Message retried even with high timeout on Competing Consumer

Eric_Swann · May 10, 2016, 1:21pm

We’re using ES as both an event store and as a lightweight event bus. We’re using competing consumers to support our event bus flow. In some cases, the event consumer can perform a relatively long operation (such as a couple of external http calls that take a few seconds). We’ve bumped the MessageTimeout on those competing consumers to something ridiculously high (like a minute) just to validate what we are seeing. Even though the MessageTimeout is a large value, I’ll see the message get reprocessed after what looks to be >= 5 seconds. The situation is being handled but we’d rather not have the message get processed twice. The message is not erring in the handler…it is completing successfully.

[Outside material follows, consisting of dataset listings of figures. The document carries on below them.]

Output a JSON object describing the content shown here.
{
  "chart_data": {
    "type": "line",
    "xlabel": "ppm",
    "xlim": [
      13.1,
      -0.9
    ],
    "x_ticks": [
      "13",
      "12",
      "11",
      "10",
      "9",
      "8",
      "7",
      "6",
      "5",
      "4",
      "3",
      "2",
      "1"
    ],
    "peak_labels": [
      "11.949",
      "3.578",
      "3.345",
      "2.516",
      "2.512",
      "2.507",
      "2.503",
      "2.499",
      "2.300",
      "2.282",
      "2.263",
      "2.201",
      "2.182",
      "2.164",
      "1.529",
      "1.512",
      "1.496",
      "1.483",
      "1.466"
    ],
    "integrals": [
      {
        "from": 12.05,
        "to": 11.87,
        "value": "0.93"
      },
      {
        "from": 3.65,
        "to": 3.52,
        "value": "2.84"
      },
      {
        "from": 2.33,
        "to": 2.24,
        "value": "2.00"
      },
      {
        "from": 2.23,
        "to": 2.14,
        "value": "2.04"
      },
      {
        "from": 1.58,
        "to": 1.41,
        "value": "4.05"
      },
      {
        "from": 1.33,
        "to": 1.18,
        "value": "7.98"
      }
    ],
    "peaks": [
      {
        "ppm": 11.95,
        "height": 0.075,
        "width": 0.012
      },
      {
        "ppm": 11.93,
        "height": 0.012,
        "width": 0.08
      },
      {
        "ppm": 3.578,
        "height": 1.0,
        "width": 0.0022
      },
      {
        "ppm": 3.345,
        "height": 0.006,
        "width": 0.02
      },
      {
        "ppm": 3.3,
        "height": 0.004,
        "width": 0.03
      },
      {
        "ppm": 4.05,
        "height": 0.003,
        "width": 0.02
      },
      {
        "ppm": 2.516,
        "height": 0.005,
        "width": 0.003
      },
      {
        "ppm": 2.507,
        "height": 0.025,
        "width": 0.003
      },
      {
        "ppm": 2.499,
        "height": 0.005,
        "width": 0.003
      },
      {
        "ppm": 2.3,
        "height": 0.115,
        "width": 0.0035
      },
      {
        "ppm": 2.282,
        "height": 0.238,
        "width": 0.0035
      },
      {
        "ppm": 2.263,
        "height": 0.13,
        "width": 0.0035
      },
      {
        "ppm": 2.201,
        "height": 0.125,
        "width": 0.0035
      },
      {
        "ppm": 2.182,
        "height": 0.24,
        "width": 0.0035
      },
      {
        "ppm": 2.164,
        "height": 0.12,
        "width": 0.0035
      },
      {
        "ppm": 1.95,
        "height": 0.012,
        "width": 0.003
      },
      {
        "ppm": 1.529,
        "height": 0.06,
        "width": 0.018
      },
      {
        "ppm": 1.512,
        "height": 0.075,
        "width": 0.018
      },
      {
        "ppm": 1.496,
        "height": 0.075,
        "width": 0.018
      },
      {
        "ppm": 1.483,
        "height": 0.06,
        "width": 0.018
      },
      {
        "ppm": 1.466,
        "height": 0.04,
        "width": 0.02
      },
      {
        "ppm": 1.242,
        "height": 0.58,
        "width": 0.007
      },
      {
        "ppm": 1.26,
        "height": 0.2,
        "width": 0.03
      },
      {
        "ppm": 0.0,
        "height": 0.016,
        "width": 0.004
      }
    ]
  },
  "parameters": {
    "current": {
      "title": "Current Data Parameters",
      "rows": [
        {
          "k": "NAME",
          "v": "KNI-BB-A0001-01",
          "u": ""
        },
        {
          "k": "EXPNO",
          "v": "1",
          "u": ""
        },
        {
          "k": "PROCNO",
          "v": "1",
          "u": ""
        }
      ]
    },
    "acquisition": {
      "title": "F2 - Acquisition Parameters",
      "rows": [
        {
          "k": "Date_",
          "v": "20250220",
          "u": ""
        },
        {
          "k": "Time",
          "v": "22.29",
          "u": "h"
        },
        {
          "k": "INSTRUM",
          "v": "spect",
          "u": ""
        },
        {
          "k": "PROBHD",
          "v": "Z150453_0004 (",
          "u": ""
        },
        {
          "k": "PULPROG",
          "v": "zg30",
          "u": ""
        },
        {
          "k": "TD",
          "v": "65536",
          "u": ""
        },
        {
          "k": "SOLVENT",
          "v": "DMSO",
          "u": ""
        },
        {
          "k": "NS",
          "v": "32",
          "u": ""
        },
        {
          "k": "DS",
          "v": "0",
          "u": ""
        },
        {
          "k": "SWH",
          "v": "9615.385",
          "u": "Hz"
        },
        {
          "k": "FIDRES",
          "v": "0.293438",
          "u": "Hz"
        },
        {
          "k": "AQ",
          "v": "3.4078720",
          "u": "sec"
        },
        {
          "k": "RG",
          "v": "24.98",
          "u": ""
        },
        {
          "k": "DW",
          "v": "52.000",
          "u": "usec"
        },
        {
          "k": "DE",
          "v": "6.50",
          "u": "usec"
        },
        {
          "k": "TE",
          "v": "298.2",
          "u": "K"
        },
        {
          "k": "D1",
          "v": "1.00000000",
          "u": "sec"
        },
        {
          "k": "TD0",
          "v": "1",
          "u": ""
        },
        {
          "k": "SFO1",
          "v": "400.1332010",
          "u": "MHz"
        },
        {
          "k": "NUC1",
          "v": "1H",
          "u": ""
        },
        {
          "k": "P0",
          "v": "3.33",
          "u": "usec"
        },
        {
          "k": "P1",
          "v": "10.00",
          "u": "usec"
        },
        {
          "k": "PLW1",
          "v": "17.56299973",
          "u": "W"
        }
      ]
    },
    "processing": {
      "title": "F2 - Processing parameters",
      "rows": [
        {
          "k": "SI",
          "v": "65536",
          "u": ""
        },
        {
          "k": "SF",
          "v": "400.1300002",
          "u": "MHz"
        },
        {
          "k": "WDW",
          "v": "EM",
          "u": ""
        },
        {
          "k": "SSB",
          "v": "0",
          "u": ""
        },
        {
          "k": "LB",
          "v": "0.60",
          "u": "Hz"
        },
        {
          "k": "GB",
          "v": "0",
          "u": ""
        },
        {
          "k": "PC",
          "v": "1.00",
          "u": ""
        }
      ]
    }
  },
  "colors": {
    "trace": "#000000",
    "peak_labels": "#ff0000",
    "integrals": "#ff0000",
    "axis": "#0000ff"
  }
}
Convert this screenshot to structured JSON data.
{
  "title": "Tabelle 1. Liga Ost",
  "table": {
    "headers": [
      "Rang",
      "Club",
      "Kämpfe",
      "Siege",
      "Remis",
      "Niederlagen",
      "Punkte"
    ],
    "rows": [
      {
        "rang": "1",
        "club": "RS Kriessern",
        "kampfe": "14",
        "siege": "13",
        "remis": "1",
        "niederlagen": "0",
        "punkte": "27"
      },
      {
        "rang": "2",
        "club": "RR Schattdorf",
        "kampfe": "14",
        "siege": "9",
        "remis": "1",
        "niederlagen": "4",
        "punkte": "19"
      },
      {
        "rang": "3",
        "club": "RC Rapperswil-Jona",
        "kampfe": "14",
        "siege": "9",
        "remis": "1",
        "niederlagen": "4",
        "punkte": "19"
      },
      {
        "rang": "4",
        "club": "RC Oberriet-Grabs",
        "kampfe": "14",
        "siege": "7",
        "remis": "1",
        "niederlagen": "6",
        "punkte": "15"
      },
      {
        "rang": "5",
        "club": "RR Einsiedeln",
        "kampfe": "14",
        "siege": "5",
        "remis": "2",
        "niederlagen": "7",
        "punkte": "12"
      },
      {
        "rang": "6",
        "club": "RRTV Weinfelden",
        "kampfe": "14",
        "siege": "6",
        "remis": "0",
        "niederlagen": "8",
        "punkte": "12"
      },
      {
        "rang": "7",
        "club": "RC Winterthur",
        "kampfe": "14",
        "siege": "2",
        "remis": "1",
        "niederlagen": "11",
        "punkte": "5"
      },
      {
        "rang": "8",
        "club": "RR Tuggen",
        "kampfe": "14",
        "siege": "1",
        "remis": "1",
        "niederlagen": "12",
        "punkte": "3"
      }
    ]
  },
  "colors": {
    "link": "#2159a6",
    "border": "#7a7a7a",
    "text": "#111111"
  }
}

Also we are testing with only one consumer.

Is there some other timeout or situation that would impact this and cause the message to be reprocessed?

Thanks

pieter.germishuys · May 10, 2016, 1:49pm

Can you confirm that the value of the timeout is correctly being set to a minute?
This can be either done through the UI or a web request to

curl -i http://localhost:2113/subscriptions/stream_name/group_name/info

``

Eric_Swann · May 10, 2016, 2:04pm

Hi Pieter,

It does show it as a minute in the UI (60,000 ms). Let me also specify that this appears to work locally in my dev environment (on Windows) but not on our dev server (Docker/Linux). But I also have some other settings that are different (like locally I have a very long heartbeat timeout for debugging purposes).

Here are the settings:

“config”: {

“resolveLinktos”: true,

“startFrom”: -1,

“messageTimeoutMilliseconds”: 60000,

“extraStatistics”: false,

“maxRetryCount”: 5,

“liveBufferSize”: 500,

“bufferSize”: 500,

“readBatchSize”: 20,

“preferRoundRobin”: true,

“checkPointAfterMilliseconds”: 2000,

“minCheckPointCount”: 1,

“maxCheckPointCount”: 1,

“maxSubscriberCount”: 10,

“namedConsumerStrategy”: “RoundRobin”

},

Greg_Young1 · May 10, 2016, 2:38pm

Are you getting a connection drop etc while processing? This would
cause a retry.

Eric_Swann · May 10, 2016, 4:46pm

Hi Greg, I’ll double check on that but I didn’t see anything in our logs on dropped connections (which we do log). Is there anything you can think of that would cause the connection to get dropped based on some other timeout or criteria? If it happened only occasionally I wouldn’t sweat it but it seems to be happening quite a lot.

Thanks

Greg_Young1 · May 10, 2016, 4:47pm

Heartbeat timeouts are the most common reason. Often this can be
caused by threadpool exhaustion or jitter depending on the settings.